Karaca yere çöktü. Çok güçsüz hissediyordu. Gözyaşları yanaklarından süzülüyordu. O ise bunun farkında değildi, Akşın'ı düşündü, Sena'yı, dedesini sonra Seyhan'ı. Sonra hıçkıra hıçkıra ağlamaya başladı. Yılmaz gelene kadar da orda bekledi.

"Karaca? Abim nerde?"

"Gel" deyip yürüdü Karaca. Ameliyathanenin önünde beklemeye başladılar. Yılmaz orda Salih ve Selim'i görünce sinirlendi.

"Nasıl oldu?"

"Biz konuşuyorduk babamlarla. Sonra biz Azer'le gidiyorduk. Bir silah sesi..." nefesi kesilir gibi oluyordu, daha fazla konuşamadı.

"Siz mi yaptınız lan?!" Deyip Salih ve Selim'in üstüne yürüdü.

"Biz yapsak burda ne işimiz var?" Dedi Selim.

"Hayır Yılmaz ben de ordaydım. Onlar değil. Azer sırtından vuruldu. Onlar karşımızdaydı."

Yılmaz ağlayacak gibi olmuştu ama düşmanlarının karşısında böyle olmak istemiyordu.

"Fadik Teyze'ye haber verdin mi?" Dedi Karaca.

"Yok. Hele bi abim çıksın da Allah'ın izniyle o zaman söyleriz." Tamam anlamında kafasını salladı Karaca.

Nerdeyse üç buçuk saat olmuştu Azer ameliyata alınalı. Salih işi çıktığı için gitmişti ama Selim kızıyla birlikte bekliyordu. Sonunda bir doktor çıktı. Onların Azer'in yakınları olduğunu öğrenince konuşmaya başladı.

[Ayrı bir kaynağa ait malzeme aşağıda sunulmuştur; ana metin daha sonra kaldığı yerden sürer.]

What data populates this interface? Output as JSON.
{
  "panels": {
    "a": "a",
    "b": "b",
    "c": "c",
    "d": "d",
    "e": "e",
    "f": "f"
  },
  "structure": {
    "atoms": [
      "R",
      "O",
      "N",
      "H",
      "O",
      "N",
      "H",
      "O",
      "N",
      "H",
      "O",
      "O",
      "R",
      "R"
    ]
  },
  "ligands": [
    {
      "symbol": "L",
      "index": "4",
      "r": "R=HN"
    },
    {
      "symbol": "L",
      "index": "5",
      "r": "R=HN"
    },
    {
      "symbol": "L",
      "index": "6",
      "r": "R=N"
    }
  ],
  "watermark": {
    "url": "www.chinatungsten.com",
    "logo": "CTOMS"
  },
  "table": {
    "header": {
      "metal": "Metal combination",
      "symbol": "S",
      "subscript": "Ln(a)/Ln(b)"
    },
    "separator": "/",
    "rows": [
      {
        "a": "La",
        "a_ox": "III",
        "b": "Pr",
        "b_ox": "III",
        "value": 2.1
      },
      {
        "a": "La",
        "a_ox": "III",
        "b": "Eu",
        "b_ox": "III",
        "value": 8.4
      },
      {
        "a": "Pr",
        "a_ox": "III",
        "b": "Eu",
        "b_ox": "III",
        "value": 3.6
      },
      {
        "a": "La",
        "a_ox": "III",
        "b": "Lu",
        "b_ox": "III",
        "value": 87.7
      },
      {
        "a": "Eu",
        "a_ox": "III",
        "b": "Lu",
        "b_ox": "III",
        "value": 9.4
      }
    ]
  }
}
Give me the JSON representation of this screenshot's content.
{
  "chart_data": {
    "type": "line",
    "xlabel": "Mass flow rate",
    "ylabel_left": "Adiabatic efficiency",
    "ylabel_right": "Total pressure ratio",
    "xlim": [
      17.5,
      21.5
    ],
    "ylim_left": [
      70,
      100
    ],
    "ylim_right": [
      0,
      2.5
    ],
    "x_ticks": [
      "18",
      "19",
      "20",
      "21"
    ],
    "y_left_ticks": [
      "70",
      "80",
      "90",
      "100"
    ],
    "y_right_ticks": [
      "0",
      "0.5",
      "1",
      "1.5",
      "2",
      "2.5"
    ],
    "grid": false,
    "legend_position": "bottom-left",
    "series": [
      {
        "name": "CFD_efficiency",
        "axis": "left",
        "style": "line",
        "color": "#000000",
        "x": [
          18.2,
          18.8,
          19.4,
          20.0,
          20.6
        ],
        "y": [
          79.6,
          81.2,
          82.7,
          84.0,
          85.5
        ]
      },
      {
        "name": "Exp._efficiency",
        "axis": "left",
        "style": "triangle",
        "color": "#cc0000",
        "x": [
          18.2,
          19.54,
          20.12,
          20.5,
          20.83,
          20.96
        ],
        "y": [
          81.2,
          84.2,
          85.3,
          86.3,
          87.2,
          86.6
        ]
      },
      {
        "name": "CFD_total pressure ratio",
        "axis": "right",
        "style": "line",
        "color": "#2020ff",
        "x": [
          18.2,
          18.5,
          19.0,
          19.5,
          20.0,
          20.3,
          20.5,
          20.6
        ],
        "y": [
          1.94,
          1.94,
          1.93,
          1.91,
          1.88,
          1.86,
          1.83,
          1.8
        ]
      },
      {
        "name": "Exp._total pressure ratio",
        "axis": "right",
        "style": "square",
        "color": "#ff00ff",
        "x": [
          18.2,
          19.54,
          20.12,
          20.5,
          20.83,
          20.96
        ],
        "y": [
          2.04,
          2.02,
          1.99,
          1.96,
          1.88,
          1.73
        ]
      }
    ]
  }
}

"Hastamız şu an iyi. Başta basit bir kurşun gibi gözükse de bizi epey uğraştırdı. Odaya alıcaz birazdan. Uyanınca görebilirsiniz." Deyip gitti. Yılmaz ve Karaca birbirlerine sarıldılar ikisi de şükrediyordu.

.
.
Bir hemşire üzerinde çorba kasesi ve bir kaşık olan bir tepsiyle geldi. Azer'in uyandığını ve ziyaretçi alabileceklerini söylediler. Karaca girmeyi çok istiyordu ama Yılmaz da perişan olmuştu onun da girmeye hakkı vardı. Yılmaz'a baktı.

"Sen gir" dedi gülümseyerek Yılmaz.

Karaca hemşirenin uzattığı tepsiyi de alıp içeri girdi. Azer'le göz göze gelince içi rahatladı. Azer onun geldiğini görünce doğrulmaya çalıştı ama sırtı ağrıdığı için bir 'ah' sesi çıktı ağzından. Karaca tepsiyi bir kenara bırakıp Azer'e doğru hızla yürüdü ve tekrar yatmasına yardım etti.